雲黎聽了脣角一勾,小傢伙還是有點腦子的。
她素手一擡,便落在了小傢伙的腦袋上,看着那株花漫不經心的說,“此花,名七彩梅,因花朵顏色有七種而名,極其罕見。”
此話一落,素玉驚訝一聲,“哇,不僅好看,連名字都好聽哎。”
然而,驚訝不過三秒,雲黎接下來的話讓她臉色一沉,很是憤怒。
“是挺好看的,就是有毒而已。”雲黎說的雲淡風輕,而素玉紅纓二人聽的後怕。
“有毒?小姐,那花有毒?”素玉一臉憤怒,不用想,便知有人要害自家小姐。
紅纓一臉霜色,冷聲道:“小姐,我這就拿去扔了。”
說着就要過去扔花,雲黎及時叫住她,“等等,都說了有毒。”
紅纓秀眉皺了皺,有毒她也要扔,不能讓小姐受到傷害。
雲黎見她還要過去,無奈的搖搖頭,起身拉住她,“七彩梅,全株有劇毒,汁|液有劇毒,散發的氣味也含有微量毒素,誤食會令人中毒而亡,長期嗅着它的氣味也會慢性中毒,是一種美麗而有毒的花。”

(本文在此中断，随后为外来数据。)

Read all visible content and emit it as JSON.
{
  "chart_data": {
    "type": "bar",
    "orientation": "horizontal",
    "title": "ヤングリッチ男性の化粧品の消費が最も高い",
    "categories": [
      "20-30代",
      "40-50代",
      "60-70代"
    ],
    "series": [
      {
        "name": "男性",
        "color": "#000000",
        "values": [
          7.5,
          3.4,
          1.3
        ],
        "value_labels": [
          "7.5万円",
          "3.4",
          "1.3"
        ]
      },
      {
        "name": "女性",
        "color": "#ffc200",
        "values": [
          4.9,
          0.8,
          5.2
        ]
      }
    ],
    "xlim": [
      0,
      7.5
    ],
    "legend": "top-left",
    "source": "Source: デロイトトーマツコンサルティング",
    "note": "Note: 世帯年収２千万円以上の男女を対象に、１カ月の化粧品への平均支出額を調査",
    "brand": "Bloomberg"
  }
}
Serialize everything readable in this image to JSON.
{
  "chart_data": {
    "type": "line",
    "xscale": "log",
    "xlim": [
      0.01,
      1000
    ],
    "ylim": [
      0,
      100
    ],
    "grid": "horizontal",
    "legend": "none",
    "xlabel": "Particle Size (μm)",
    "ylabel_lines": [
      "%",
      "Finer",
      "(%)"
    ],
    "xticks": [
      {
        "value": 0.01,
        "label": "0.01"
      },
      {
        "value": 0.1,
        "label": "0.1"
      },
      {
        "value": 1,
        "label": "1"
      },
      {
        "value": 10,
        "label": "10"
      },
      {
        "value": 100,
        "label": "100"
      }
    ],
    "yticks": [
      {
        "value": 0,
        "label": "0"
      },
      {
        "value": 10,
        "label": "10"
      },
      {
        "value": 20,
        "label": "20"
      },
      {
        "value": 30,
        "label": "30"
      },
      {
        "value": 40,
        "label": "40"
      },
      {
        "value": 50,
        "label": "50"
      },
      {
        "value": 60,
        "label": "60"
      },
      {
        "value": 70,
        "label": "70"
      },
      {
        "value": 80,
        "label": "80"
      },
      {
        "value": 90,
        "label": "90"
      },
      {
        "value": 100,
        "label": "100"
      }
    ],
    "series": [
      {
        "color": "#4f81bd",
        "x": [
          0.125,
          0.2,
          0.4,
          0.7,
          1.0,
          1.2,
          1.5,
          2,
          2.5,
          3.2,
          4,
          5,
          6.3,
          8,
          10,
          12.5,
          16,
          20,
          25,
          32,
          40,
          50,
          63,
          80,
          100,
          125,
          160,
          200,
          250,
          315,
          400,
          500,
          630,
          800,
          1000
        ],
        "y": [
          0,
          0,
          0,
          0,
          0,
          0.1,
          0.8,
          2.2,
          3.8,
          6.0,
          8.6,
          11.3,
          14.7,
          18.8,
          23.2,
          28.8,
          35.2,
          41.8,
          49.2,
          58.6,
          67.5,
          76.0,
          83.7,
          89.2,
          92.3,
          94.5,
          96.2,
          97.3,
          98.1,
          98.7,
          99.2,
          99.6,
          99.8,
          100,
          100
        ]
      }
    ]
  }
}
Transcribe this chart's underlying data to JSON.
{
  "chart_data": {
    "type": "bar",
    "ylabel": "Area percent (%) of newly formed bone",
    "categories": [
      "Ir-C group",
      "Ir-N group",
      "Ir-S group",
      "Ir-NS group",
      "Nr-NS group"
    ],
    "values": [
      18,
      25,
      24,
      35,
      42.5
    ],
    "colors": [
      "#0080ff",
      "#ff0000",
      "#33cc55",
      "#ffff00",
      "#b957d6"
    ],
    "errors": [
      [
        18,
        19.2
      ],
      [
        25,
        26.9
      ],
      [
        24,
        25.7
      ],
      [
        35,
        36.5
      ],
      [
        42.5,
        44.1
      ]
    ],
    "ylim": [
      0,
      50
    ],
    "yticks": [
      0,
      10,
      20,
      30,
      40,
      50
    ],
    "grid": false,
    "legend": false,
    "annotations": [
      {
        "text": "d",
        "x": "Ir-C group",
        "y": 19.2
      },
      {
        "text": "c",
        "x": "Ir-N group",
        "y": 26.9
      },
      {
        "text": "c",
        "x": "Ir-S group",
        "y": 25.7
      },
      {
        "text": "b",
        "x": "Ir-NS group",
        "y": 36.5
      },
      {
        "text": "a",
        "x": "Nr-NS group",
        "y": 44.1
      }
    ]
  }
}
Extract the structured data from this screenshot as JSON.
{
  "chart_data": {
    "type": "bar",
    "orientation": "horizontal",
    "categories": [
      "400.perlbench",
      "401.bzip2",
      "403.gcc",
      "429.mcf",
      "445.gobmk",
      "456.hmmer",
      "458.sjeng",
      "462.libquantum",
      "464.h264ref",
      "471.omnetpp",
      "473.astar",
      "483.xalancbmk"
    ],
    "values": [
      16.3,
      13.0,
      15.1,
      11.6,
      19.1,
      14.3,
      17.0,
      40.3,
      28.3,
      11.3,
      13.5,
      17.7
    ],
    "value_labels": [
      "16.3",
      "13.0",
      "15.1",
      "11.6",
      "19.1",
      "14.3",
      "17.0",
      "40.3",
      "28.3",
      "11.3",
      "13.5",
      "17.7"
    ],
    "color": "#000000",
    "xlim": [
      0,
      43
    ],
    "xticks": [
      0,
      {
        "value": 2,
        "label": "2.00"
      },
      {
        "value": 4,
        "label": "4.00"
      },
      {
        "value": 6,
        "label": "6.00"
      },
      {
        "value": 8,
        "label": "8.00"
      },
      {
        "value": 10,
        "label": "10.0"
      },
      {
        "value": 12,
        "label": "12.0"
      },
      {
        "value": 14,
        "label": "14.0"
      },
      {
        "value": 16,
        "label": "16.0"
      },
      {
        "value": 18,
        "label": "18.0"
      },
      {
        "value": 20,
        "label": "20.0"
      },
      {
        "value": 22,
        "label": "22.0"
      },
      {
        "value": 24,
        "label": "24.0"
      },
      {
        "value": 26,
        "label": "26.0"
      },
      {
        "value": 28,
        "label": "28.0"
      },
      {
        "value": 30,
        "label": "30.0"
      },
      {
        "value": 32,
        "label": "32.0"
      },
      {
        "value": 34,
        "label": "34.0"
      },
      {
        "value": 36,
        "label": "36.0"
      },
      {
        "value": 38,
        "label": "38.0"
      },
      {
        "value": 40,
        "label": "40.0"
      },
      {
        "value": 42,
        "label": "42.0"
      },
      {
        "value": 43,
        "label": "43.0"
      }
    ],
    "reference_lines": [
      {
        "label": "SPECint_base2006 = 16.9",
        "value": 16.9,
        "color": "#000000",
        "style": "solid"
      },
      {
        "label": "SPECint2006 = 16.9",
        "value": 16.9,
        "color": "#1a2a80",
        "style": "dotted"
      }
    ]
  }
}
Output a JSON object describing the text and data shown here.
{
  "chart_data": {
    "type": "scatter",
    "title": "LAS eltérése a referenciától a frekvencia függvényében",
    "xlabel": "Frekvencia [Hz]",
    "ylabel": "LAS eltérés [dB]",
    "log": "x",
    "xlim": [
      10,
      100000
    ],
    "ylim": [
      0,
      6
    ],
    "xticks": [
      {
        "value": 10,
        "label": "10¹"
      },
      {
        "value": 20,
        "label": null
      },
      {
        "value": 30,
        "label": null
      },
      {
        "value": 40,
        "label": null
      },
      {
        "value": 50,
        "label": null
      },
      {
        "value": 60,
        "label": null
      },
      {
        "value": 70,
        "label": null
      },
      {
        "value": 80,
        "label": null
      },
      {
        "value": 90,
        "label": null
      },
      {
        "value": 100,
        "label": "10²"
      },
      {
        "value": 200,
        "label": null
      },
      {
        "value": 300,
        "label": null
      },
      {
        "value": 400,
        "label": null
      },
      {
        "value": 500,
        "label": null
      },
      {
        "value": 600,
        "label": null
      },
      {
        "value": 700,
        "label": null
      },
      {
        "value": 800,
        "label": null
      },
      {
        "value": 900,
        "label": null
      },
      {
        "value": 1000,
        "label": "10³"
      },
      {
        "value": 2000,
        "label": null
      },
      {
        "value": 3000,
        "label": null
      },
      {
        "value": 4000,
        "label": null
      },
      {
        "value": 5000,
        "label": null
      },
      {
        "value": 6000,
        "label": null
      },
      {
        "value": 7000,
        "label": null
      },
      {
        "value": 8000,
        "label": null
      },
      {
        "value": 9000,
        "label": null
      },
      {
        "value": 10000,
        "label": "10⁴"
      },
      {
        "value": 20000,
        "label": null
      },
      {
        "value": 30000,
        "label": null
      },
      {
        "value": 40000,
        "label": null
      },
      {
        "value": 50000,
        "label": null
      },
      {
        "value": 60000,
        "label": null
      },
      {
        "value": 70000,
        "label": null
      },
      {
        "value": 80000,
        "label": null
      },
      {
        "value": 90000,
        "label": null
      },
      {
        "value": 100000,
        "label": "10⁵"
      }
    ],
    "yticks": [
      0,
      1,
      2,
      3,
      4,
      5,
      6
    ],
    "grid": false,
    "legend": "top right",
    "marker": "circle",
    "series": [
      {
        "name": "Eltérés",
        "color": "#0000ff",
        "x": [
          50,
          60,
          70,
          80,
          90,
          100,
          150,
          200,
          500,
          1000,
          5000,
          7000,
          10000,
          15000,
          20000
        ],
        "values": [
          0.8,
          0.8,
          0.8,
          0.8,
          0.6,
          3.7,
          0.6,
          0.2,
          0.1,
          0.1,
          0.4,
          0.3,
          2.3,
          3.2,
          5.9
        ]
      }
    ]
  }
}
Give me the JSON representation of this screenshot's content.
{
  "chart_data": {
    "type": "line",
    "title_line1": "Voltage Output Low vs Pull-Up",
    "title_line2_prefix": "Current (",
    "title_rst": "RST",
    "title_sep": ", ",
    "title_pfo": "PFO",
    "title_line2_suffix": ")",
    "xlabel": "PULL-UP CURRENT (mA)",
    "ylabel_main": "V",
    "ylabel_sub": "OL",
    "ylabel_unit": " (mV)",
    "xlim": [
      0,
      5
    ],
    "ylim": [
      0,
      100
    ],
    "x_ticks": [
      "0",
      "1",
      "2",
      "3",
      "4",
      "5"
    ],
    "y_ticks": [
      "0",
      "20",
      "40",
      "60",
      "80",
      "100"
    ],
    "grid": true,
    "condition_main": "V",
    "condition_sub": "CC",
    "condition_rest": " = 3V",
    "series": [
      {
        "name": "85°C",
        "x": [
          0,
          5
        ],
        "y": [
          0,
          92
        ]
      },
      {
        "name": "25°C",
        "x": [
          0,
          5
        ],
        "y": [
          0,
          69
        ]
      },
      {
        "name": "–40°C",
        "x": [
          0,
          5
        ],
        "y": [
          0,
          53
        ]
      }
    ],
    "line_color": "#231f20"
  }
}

鬆開紅纓,雲黎緩步走過去,腳步頓在窗前,擡手就要碰七彩梅,但沒碰到就沒紅纓拉住。
“小姐,你說了有毒。”紅纓一臉緊張,纖細的五指緊緊的握着雲黎的手臂。
隨後而來的素玉也跟着說,“是啊小姐,你都說含劇毒了,那碰不得。”
頓了一下,她又氣憤的說:“定是那白蓮花放的,真是太惡毒了,小姐你纔剛回來,她就迫不及待的想要對你下手,世上怎麼會有這麼惡毒的姐姐。”
“姐姐?呵……她還不配。”雲黎淺笑說道,垂下手沒去碰七彩梅。
先不說雲容只是個養女,論年齡也當不起她的姐姐。她活了一千八百多年,當雲容的祖宗都夠了,與她稱姐妹,雲容當得起嗎?
素玉哪知道這些,接過話便道:“也是,她一個養女,不知感恩,還惡毒的想要害死小姐,還真是不配做小姐的姐姐。”
雲黎笑了笑,看着七彩梅尋思着是不是也給雲容送份大禮,畢竟禮尚往來一向是她的好美德。
“小姐,那這花怎麼辦?”紅纓問道,看着七彩梅眸含冷意。
“我會處理,你二人也累了,下去歇着吧。”雲黎淡淡說道。
素玉還想說什麼,紅纓扯了扯她,說了聲是,便拉着她一起退下。兩人一走,小狐狸忽的竄到雲黎身旁,跳到窗戶上看着七彩梅,“啾啾……”老祖宗,你方纔說這毒花罕見,那壞女人是怎麼得到的?
“你想知道,去問她如何?”雲黎幽幽說着,擡手放在七彩梅上,掌中的靈力散出,灑在七彩梅上。
小狐狸瞧着自家老祖宗的行爲,晃着小尾巴,“啾啾……”壞女人又聽不懂窩說的話,去問她做什麼。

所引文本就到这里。